1. Download MD5SUMS and MD5SUMS.gpg for the relevant release.
2. Verify the MD5SUMS with the MD5SUMS.gpg and check that the fingerprint is the same as on this web page.
3. Verify the iso with the MD5SUMS.

Answer 2

Whilst Canonical isn't providing HTTPS some of the officially recognized 3rd-party mirrors do, so that may be a viable alternative. Even without HTTPS you can always compare the checksums provided by several different mirrors (that you recognize) to help decrease the odds of a MITM (Man In The Middle).

List of Official 3rd-Party Mirrors CAPABLE of HTTPS:

(remove the - from h-ttps, only put there because too many urls)
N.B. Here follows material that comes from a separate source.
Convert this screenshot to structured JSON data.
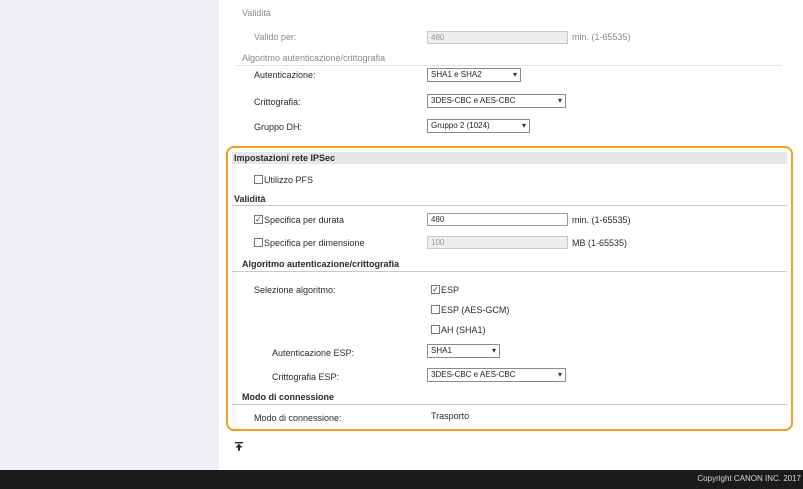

• https://free.nchc.org.tw/ubuntu-cd/
• https://ftp.fau.de/ubuntu-releases/
• https://ftp.heanet.ie/pub/ubuntu-releases/
• https://ftp.lysator.liu.se/ubuntu-releases/
• https://ftp.rnl.tecnico.ulisboa.pt/pub/ubuntu/releases/
• https://ftp.sjtu.edu.cn/ubuntu-cd/
• https://ftp-stud.hs-esslingen.de/pub/Mirrors/releases.ubuntu.com/
• https://ftp.ucsb.edu/pub/mirrors/linux/ubuntu/
• https://ftp.yzu.edu.tw/Linux/ubuntu-releases/
• https://lug.mtu.edu/ubuntu-iso/
• https://mirror.aarnet.edu.au/pub/ubuntu/releases/
• https://mirror.beget.ru/ubuntu-releases/
• https://mirror.cedia.org.ec/ubuntu-releases/
• https://mirror.csclub.uwaterloo.ca/ubuntu-releases/
• https://mirror.hmc.edu/ubuntu-releases/
• https://mirror.imt-systems.com/ubuntu/
• https://mirror.kku.ac.th/ubuntu-releases/
• https://mirror.one.com/ubuntu-cd/
• https://mirror.picosecond.org/ubuntu-releases/
• https://mirrors.bloomu.edu/ubuntu-releases/
• https://mirrors.cat.pdx.edu/ubuntu-releases/
• https://mirrors.koehn.com/ubuntureleases/
• https://mirrors.ocf.berkeley.edu/ubuntu-releases/
• https://mirror.stjschools.org/public/ubuntu-release/
• https://mirrors.tripadvisor.com/releases/
• https://mirrors.tuna.tsinghua.edu.cn/ubuntu-releases/
• https://mirrors.ustc.edu.cn/ubuntu-releases/
• https://mirrors.xmission.com/ubuntu-cd/
• https://mirror.umd.edu/ubuntu-iso/
• https://mirror.vorboss.net/ubuntu-releases/
• https://mirror.yandex.ru/ubuntu-releases/
• https://ubuntu.koyanet.lv/releases/
• https://ubuntu.localmsp.org/ubuntu-releases/
• https://ubuntu.tuxuri.com/releases/
• https://ubuntu.uni-sofia.bg/releases/
• https://ubuntu.vxroutes.com/
• https://www.mirrorservice.org/sites/releases.ubuntu.com/

In future, for those whom don't fancy checking mirrors by hand for HTTPS, you can use Https Finder, which was the tool used to find these mirrors.

Answer 3

You can download your favorite ubuntu from here: http://www.ubuntu.com/download/desktop

and you can see the md5 checksum from here: http://releases.ubuntu.com/14.04/

Infact 2nd link contains all the .iso and the md5 checksums.

Look for this link for verifying the .iso file

I will suggest go for Ubuntu desktop 14.04 LTS(Long term support).